Quindi secondo lei non è centrale il tema dei cattolici gay?

«È centrale per il clero della Chiesa, non possono dire che i gay sono il demonio quando sono pieni di gay. Il celibato ecclesiastico ha molto da fare con questo problema quindi comincino a levare il celibato ecclesiastico e ad essere un po’ meno sessuofobi. Forse avrebbero meno preti gay. Vede nel breviario, che i preti leggono da soli, ci sono delle battute che riguardano la vita della comunità. E il breviario che viene fatto recitare ai sacerdoti suppone l’esistenza di un gruppo monastico, di frati. Invece oggi i sacerdoti lo devono dire da soli, magari in una parrocchia di montagna. Questa condizione la trovo veramente insopportabile».

Beh di questi tempi, venuta meno la vita comunitaria, fare il sacerdote a volte significa stare veramente soli…

«E anche questo è un problema grave perché io non voglio che la Chiesa si distrugga. Certo magari che cambi un po’ abitudini non mi dispiacerebbe».

Ma qual è la Chiesa che per ora le è piaciuta di più? Quella che lei salva…

«Quella della teologia della liberazione. E il cattolicesimo italiano degli anni ’50 che era molto più vivo di quello di adesso. Forse la vedo così perché ero giovane, ma ricordo che una grade vitalità. La Pira, per esempio, piantava casini e diceva molte cose…adesso è tutto un mortorio. Chi pianta casino è il Papa effettivamente».
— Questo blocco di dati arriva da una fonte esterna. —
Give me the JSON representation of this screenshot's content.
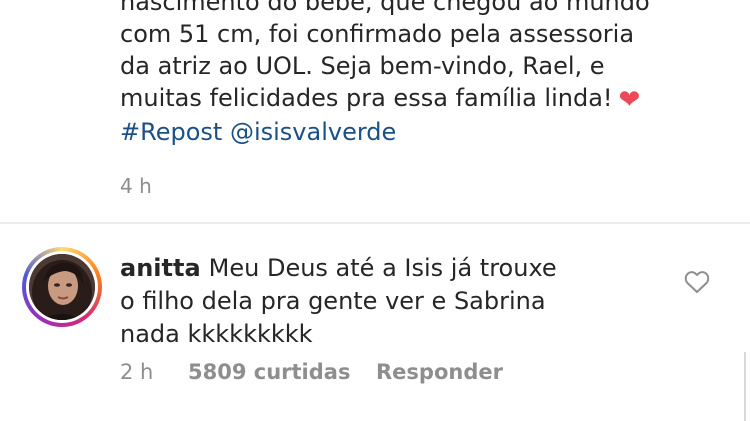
{
  "post": {
    "caption_lines": [
      "nascimento do bebê, que chegou ao mundo",
      "com 51 cm, foi confirmado pela assessoria",
      "da atriz ao UOL. Seja bem-vindo, Rael, e",
      "muitas felicidades pra essa família linda!"
    ],
    "heart_glyph": "❤",
    "hashtag": "#Repost",
    "mention": "@isisvalverde",
    "time": "4 h"
  },
  "comment": {
    "username": "anitta",
    "text_lines": [
      "Meu Deus até a Isis já trouxe",
      "o filho dela pra gente ver e Sabrina",
      "nada kkkkkkkkk"
    ],
    "time": "2 h",
    "likes": "5809 curtidas",
    "reply_label": "Responder",
    "like_icon": "heart-outline-icon"
  },
  "colors": {
    "text": "#262626",
    "muted": "#8e8e8e",
    "link": "#1a5088",
    "heart": "#ed4956"
  }
}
La legge sulle unioni civili la convince? 

«Credo sarebbe comunque una conquista perché ci sono molte ingiustizie che riguardano i beni, la possibilità di assistenza reciproca…è una questione di giustizia distributiva elementare»

E che ne pensa della sentenza della Corte che dice che i matrimoni gay contratti all’estero non possono essere trascritti in Italia, perché alla base del matrimonio c’è la differenza di sesso uomo-donna?

«Ma la nostra Costituzione non lo prevede proprio. Bah…è questo quello che mi domando…io sapevo che la Costituzione parlava di famiglia e di matrimonio ma non credo che parlasse esplicitamente di un uomo e una donna. Non so cosa dire, se la Corte dice questo avrà le sue ragioni. Qualcuno mi aveva spiegato che nei lavori preparatori della Costituzione c’erano indizi molto chiari del fatto che si trattasse di una famiglia fatta da un uomo e una donna, però che sia scritto nero su bianco sulla Carta io ne dubito. In questo momento non ho una Costituzione sotto mano, insomma non posso verificare…».